I mean, do we really not have more important things to talk about right now? Like the fact that we have “Fall Back” on Saturday night which every mom of young children hates because the kids don’t get the extra-hour-memo and instead of waking at 6am, they are bright-eyed and bushy-tailed at 5am? Or the fact that Brett Eldredge came out with his new Christmas album, Glow this week and he sounds like Frank Sinatra and everyone needs to pick up a copy (Yes I said “pick up a copy” because I don’t do iTunes and don’t have a clue how it works and I still live in the 90s. Sorrynotsorry.).

The only uproar I’m interested in regarding the Green Cup is protesting in order to bring back the Red Cup.
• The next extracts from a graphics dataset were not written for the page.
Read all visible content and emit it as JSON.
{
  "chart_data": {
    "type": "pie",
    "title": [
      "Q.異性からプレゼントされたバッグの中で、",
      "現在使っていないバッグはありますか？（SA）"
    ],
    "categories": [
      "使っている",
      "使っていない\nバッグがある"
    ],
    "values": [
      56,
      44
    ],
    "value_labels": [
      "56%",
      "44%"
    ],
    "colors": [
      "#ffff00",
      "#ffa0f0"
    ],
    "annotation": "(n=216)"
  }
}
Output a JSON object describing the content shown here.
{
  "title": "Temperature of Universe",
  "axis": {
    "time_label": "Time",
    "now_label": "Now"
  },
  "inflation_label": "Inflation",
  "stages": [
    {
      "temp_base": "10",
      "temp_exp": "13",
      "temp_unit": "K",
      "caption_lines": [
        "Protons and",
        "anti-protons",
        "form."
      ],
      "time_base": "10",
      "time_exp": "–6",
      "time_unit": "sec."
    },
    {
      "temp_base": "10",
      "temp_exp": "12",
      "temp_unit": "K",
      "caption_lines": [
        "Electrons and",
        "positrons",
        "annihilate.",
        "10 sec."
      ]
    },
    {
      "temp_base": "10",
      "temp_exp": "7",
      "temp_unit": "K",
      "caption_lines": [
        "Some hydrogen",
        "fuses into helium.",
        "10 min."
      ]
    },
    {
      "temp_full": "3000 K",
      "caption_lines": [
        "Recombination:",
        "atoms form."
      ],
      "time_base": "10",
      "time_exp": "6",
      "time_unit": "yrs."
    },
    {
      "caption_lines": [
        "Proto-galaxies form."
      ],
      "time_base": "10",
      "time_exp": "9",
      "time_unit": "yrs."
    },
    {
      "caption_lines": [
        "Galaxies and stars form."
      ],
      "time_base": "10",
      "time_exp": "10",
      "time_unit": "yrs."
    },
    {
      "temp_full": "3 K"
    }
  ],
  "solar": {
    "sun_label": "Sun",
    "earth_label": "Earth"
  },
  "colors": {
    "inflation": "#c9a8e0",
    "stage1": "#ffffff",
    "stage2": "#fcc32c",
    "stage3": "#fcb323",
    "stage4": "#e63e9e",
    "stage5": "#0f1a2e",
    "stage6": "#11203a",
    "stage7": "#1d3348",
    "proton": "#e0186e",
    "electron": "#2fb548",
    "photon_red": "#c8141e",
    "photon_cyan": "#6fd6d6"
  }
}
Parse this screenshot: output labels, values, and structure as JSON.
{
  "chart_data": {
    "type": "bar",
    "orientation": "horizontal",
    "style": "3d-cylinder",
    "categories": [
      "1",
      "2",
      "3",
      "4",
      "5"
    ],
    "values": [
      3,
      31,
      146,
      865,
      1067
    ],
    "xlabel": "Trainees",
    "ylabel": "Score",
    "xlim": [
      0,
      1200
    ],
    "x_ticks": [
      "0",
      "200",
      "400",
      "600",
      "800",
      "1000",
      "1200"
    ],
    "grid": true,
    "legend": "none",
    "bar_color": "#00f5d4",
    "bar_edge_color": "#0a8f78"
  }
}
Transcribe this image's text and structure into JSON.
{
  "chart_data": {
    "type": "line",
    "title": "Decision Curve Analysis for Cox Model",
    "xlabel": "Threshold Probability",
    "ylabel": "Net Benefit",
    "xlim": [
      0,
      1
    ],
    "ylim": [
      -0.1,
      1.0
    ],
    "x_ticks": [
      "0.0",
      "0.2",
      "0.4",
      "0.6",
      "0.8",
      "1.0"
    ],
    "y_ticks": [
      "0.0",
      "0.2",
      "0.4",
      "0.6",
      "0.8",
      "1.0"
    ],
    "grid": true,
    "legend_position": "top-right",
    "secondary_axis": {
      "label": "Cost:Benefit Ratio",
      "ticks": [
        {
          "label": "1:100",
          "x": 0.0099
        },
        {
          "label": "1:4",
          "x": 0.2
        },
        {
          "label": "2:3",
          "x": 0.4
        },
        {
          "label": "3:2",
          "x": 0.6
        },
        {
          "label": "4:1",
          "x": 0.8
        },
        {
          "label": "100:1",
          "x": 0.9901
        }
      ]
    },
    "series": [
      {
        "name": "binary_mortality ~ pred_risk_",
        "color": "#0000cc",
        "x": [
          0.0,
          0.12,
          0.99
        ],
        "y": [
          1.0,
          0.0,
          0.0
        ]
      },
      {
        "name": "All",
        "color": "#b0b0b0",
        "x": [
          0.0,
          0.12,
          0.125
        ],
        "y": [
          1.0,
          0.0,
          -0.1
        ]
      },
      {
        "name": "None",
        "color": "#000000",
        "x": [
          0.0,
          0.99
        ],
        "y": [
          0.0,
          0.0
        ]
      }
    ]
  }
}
I mean, when Chick-fil-a replaced their original barbecue sauce with that nasty Smokehouse Barbecue sauce this summer, the masses went into uproar and tweeted the fire out of Chick-fil-a. One person even tweeted, “If I tweet you everyday for a year like Noah wrote Allie in the Notebook for 365 days will you bring back your original bbq sauce?” And guess what? CFA IS BRINGING BACK THE ORIGINAL BARBECUE SAUCE. This month. I’m convinced it is because they love me and it’s a birthday present to me. But that’s another post for another time.

There is a glimmer of hope. Articles addressing the “offended” (using quotes because in order to be offended, there has to be an offense. and there just isn’t one.) mention that the Green Cup may not be the company’s holiday cup this year, because Starbucks’ statement said the cups were for a “divisive time in our country” and made no mention of holidays. So I’m crossing my fingers and holding off on my Red Cup eulogy.

As for the “brainwashing” and “bias”… if promoting unity in a country that has had SO much divisiveness this year (hello, elections + police + BLM + everythingandanythingapparently) is brainwashing and biased and wrong… then I don’t want to be right. I say kudos to Starbucks for reaching across lines and wanting to join people together. We have all heard it before- United We Stand, Divided We Fall.

Go to Starbucks and pay for your overpriced latte in a Green Cup. Or stay home and use your Keurig. Whatever you do, find something more important to do than talk about what is or isn’t on a cup. I’m sure your toilets could use a cleaning.